The conditions in your bedroom can make it easier to fall asleep or harder. Quiet, cool and comfort are the keys. If it is noisy outside, consider using earplugs or a white noise machine to drown out the noise. We sleep better if the temperature in our bedroom is around 65 degrees Fahrenheit or 18 degrees Celsius.

Make sure you have enough room in bed. If you can’t stretch out or turn over comfortably, then think about investing in a larger bed.
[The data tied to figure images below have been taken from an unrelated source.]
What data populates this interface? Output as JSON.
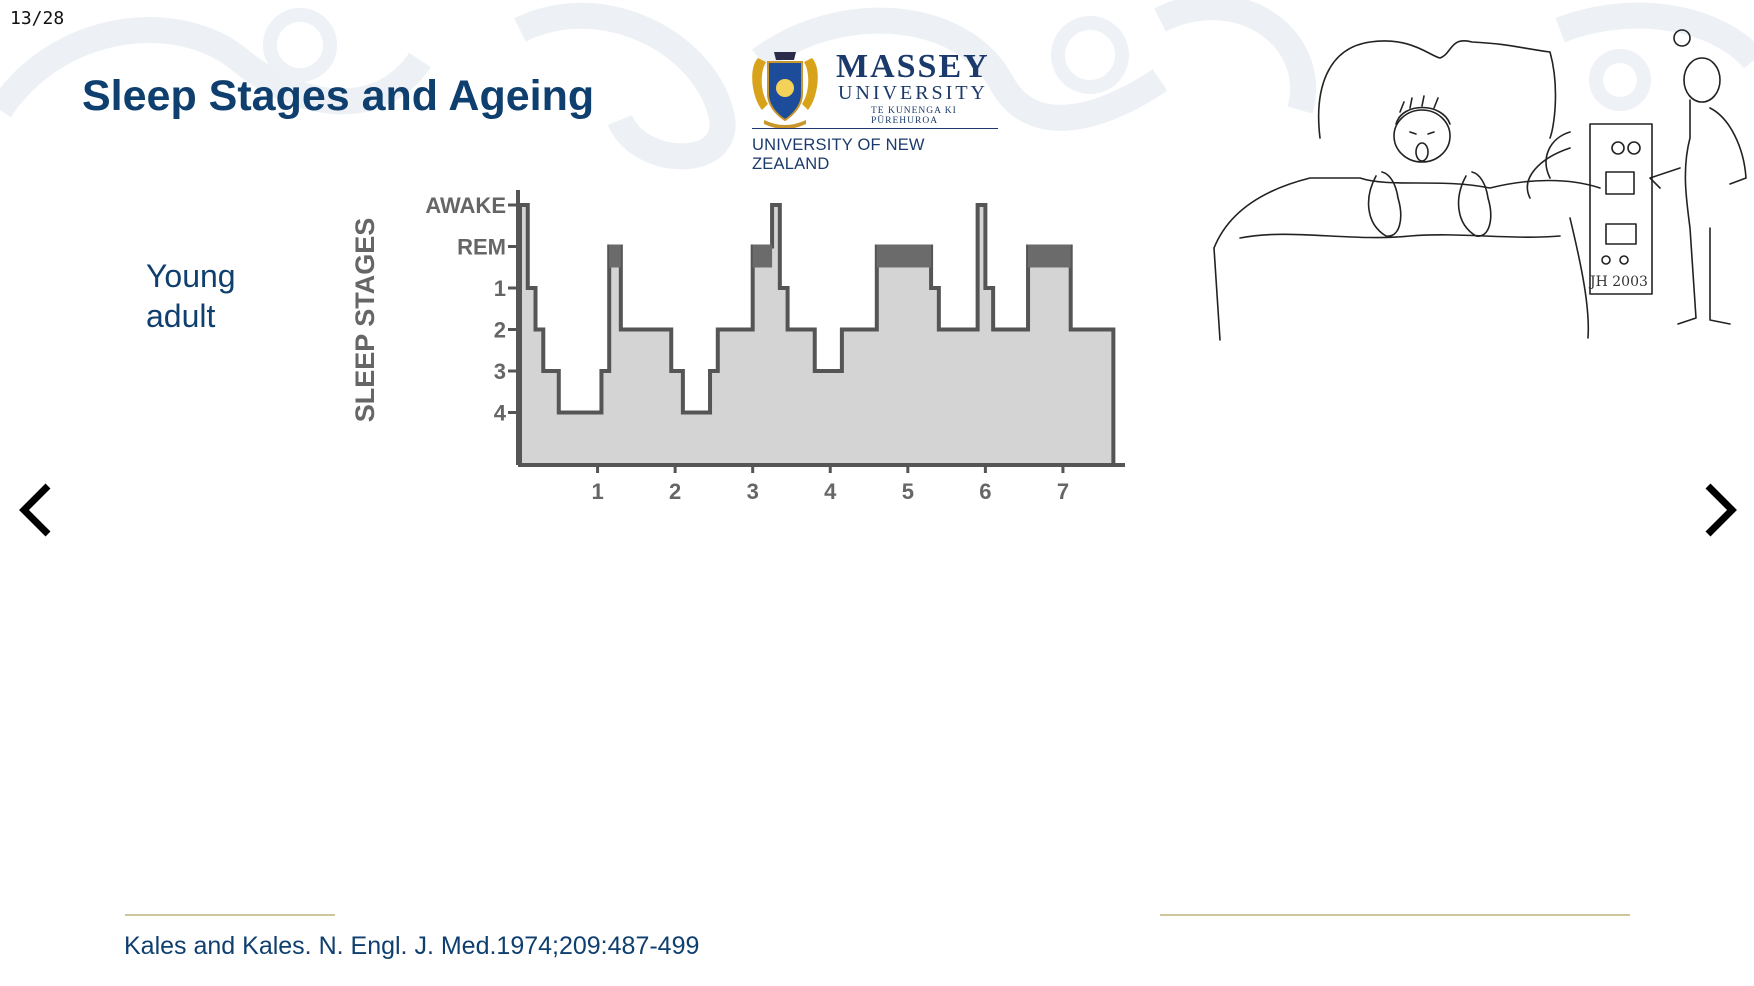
{
  "slide": {
    "counter": "13/28",
    "title": "Sleep Stages and Ageing",
    "label_line1": "Young",
    "label_line2": "adult",
    "reference": "Kales and Kales. N. Engl. J. Med.1974;209:487-499"
  },
  "logo": {
    "line1": "MASSEY",
    "line2": "UNIVERSITY",
    "line3": "TE KUNENGA KI PŪREHUROA",
    "line4": "UNIVERSITY OF NEW ZEALAND"
  },
  "cartoon": {
    "signature": "JH 2003"
  },
  "navigation": {
    "prev_icon": "chevron-left-icon",
    "next_icon": "chevron-right-icon"
  },
  "colors": {
    "title": "#0f3f6e",
    "chart_fill": "#d4d4d4",
    "rem_fill": "#6b6b6b",
    "chart_line": "#555555"
  },
  "chart_data": {
    "type": "area",
    "ylabel": "SLEEP STAGES",
    "xlabel": "",
    "y_categories": [
      "AWAKE",
      "REM",
      "1",
      "2",
      "3",
      "4"
    ],
    "x_ticks": [
      "1",
      "2",
      "3",
      "4",
      "5",
      "6",
      "7"
    ],
    "xlim": [
      0,
      7.8
    ],
    "steps": [
      {
        "x": [
          0.0,
          0.1
        ],
        "stage": "AWAKE"
      },
      {
        "x": [
          0.1,
          0.2
        ],
        "stage": "1"
      },
      {
        "x": [
          0.2,
          0.3
        ],
        "stage": "2"
      },
      {
        "x": [
          0.3,
          0.5
        ],
        "stage": "3"
      },
      {
        "x": [
          0.5,
          1.05
        ],
        "stage": "4"
      },
      {
        "x": [
          1.05,
          1.15
        ],
        "stage": "3"
      },
      {
        "x": [
          1.15,
          1.3
        ],
        "stage": "REM"
      },
      {
        "x": [
          1.3,
          1.95
        ],
        "stage": "2"
      },
      {
        "x": [
          1.95,
          2.1
        ],
        "stage": "3"
      },
      {
        "x": [
          2.1,
          2.45
        ],
        "stage": "4"
      },
      {
        "x": [
          2.45,
          2.55
        ],
        "stage": "3"
      },
      {
        "x": [
          2.55,
          3.0
        ],
        "stage": "2"
      },
      {
        "x": [
          3.0,
          3.25
        ],
        "stage": "REM"
      },
      {
        "x": [
          3.25,
          3.35
        ],
        "stage": "AWAKE"
      },
      {
        "x": [
          3.35,
          3.45
        ],
        "stage": "1"
      },
      {
        "x": [
          3.45,
          3.8
        ],
        "stage": "2"
      },
      {
        "x": [
          3.8,
          4.15
        ],
        "stage": "3"
      },
      {
        "x": [
          4.15,
          4.6
        ],
        "stage": "2"
      },
      {
        "x": [
          4.6,
          5.3
        ],
        "stage": "REM"
      },
      {
        "x": [
          5.3,
          5.4
        ],
        "stage": "1"
      },
      {
        "x": [
          5.4,
          5.9
        ],
        "stage": "2"
      },
      {
        "x": [
          5.9,
          6.0
        ],
        "stage": "AWAKE"
      },
      {
        "x": [
          6.0,
          6.1
        ],
        "stage": "1"
      },
      {
        "x": [
          6.1,
          6.55
        ],
        "stage": "2"
      },
      {
        "x": [
          6.55,
          7.1
        ],
        "stage": "REM"
      },
      {
        "x": [
          7.1,
          7.65
        ],
        "stage": "2"
      }
    ]
  }
}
Watch what you eat or drink before going to bed

Stay away from big meals within 3 hours of going to bed. If you are hungry, eat something light and small, like half a turkey sandwich or a small bowl of whole-grain, low-sugar cereal. Also avoid alcohol before going to bed. While many people think it will help them sleep better, the opposite is actually true. While it does help you fall asleep faster, you’ll be more likely to wake up during the night.

Reduce stress

If you are still wound up from the day at work when you go to bed, you have a harder time getting to sleep. While your body may be tired, your mind will still be wide awake. Find ways to reduce your stress level before going to bed. Meditation, yoga, reading a book, listening to soothing music can all work to reduce your stress level so you can get to sleep faster.

Use these tips to help you establish a consistent sleep schedule and sleep better. You’ll feel more refreshed in the morning and better ready to handle whatever comes your way during the day.